Map of Cerber+RIG infections
Map of Cerber+RIG infections [Source: Microsoft]

Cerber delivered via email spam

Besides these two very active distribution campaigns that leverage exploit kits, the Cerber gang is also relying on the classic method of email spam.

While last week the Cerber crew was using fake credit card reports to lure victims into downloading and opening malicious email attachments, this week they've returned to the classic theme of order deliveries.

Just like last week, the email attachment comes protected by a password, with the file's password listed in the email body itself. The reason for this is to avoid some security scanners that can't see through the password-protected file.

Email spam carrying macro-laced file attachment
Email spam carrying macro-laced file attachment [Source: Microsoft]

The file attachment users receive via the spam emails is your typical macro-malware, a Word file that asks users to allow a malicious macro script to execute. If allowed to run, the macro script downloads and installs the Cerber ransomware.

According to Microsoft, this campaign (tracked as Donoff) has seen a huge rise in numbers during the past few days.

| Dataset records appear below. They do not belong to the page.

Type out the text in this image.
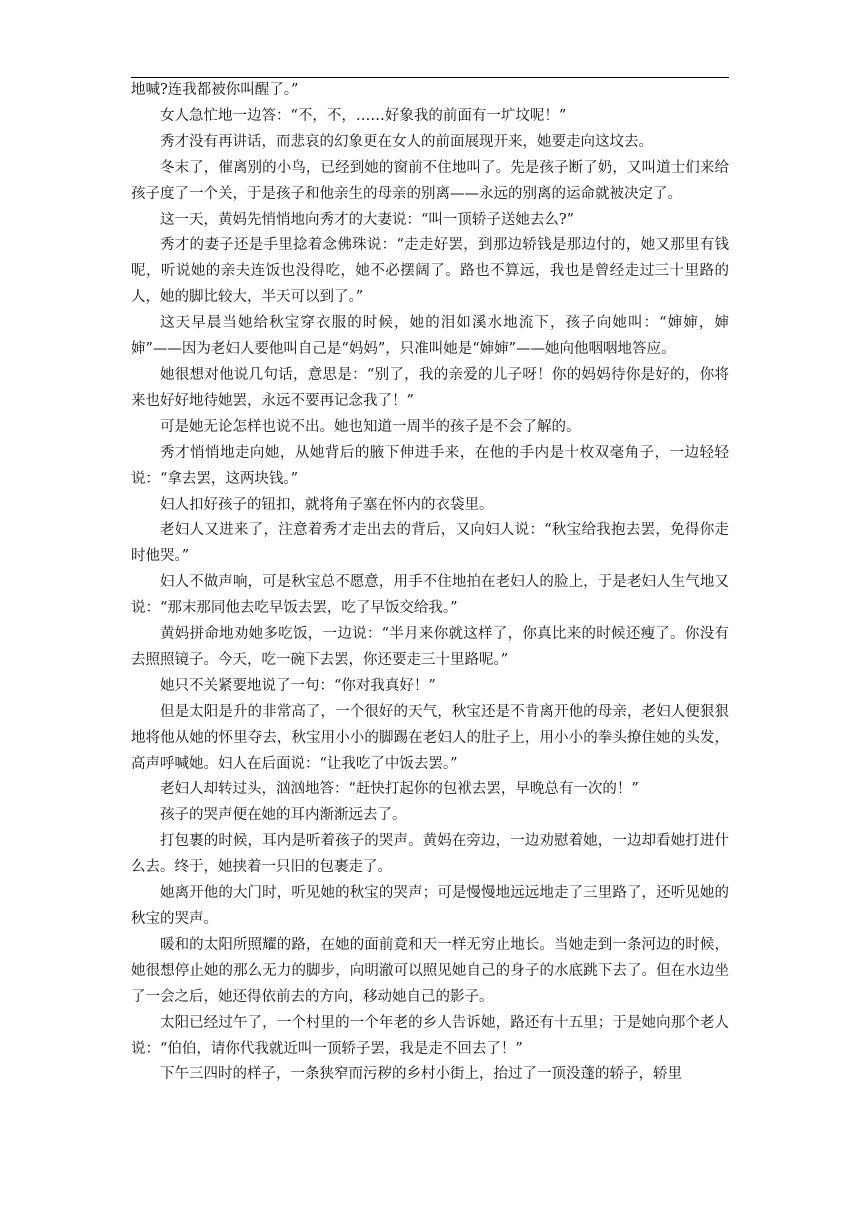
地喊?连我都被你叫醒了。”

女人急忙地一边答：“不，不，……好象我的前面有一圹坟呢！”

秀才没有再讲话，而悲哀的幻象更在女人的前面展现开来，她要走向这坟去。

冬末了，催离别的小鸟，已经到她的窗前不住地叫了。先是孩子断了奶，又叫道士们来给孩子度了一个关，于是孩子和他亲生的母亲的别离——永远的别离的运命就被决定了。

这一天，黄妈先悄悄地向秀才的大妻说：“叫一顶轿子送她去么?”

秀才的妻子还是手里捻着念佛珠说：“走走好罢，到那边轿钱是那边付的，她又那里有钱呢，听说她的亲夫连饭也没得吃，她不必摆阔了。路也不算远，我也是曾经走过三十里路的人，她的脚比较大，半天可以到了。”

这天早晨当她给秋宝穿衣服的时候，她的泪如溪水地流下，孩子向她叫：“婶婶，婶婶”——因为老妇人要他叫自己是“妈妈”，只准叫她是“婶婶”——她向他咽咽地答应。

她很想对他说几句话，意思是：“别了，我的亲爱的儿子呀！你的妈妈待你是好的，你将来也好好地待她罢，永远不要再记念我了！”

可是她无论怎样也说不出。她也知道一周半的孩子是不会了解的。

秀才悄悄地走向她，从她背后的腋下伸进手来，在他的手内是十枚双毫角子，一边轻轻说：“拿去罢，这两块钱。”

妇人扣好孩子的钮扣，就将角子塞在怀内的衣袋里。

老妇人又进来了，注意着秀才走出去的背后，又向妇人说：“秋宝给我抱去罢，免得你走时他哭。”

妇人不做声响，可是秋宝总不愿意，用手不住地拍在老妇人的脸上，于是老妇人生气地又说：“那末那同他去吃早饭去罢，吃了早饭交给我。”

黄妈拼命地劝她多吃饭，一边说：“半月来你就这样了，你真比来的时候还瘦了。你没有去照照镜子。今天，吃一碗下去罢，你还要走三十里路呢。”

她只不关紧要地说了一句：“你对我真好！”

但是太阳是升的非常高了，一个很好的天气，秋宝还是不肯离开他的母亲，老妇人便狠狠地将他从她的怀里夺去，秋宝用小小的脚踢在老妇人的肚子上，用小小的拳头撩住她的头发，高声呼喊她。妇人在后面说：“让我吃了中饭去罢。”

老妇人却转过头，汹汹地答：“赶快打起你的包袱去罢，早晚总有一次的！”

孩子的哭声便在她的耳内渐渐远去了。

打包裹的时候，耳内是听着孩子的哭声。黄妈在旁边，一边劝慰着她，一边却看她打进什么去。终于，她挟着一只旧的包裹走了。

她离开他的大门时，听见她的秋宝的哭声；可是慢慢地远远地走了三里路了，还听见她的秋宝的哭声。

暖和的太阳所照耀的路，在她的面前竟和天一样无穷止地长。当她走到一条河边的时候，她很想停止她的那么无力的脚步，向明澈可以照见她自己的身子的水底跳下去了。但在水边坐了一会之后，她还得依前去的方向，移动她自己的影子。

太阳已经过午了，一个村里的一个年老的乡人告诉她，路还有十五里；于是她向那个老人说：“伯伯，请你代我就近叫一顶轿子罢，我是走不回去了！”

下午三四时的样子，一条狭窄而污秽的乡村小街上，抬过了一顶没蓬的轿子，轿里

Cerber Donoff spam campaign
Cerber Donoff spam campaign [Source: Microsoft]

Yet again, we are shown why it's so important that security firms keep a constant eye on ransomware families, as they tend to evolve quite rapidly.

Tracking Cerber's evolution may provide clues about its author, its coding style, upcoming features, and possible hints toward creating a decryptor.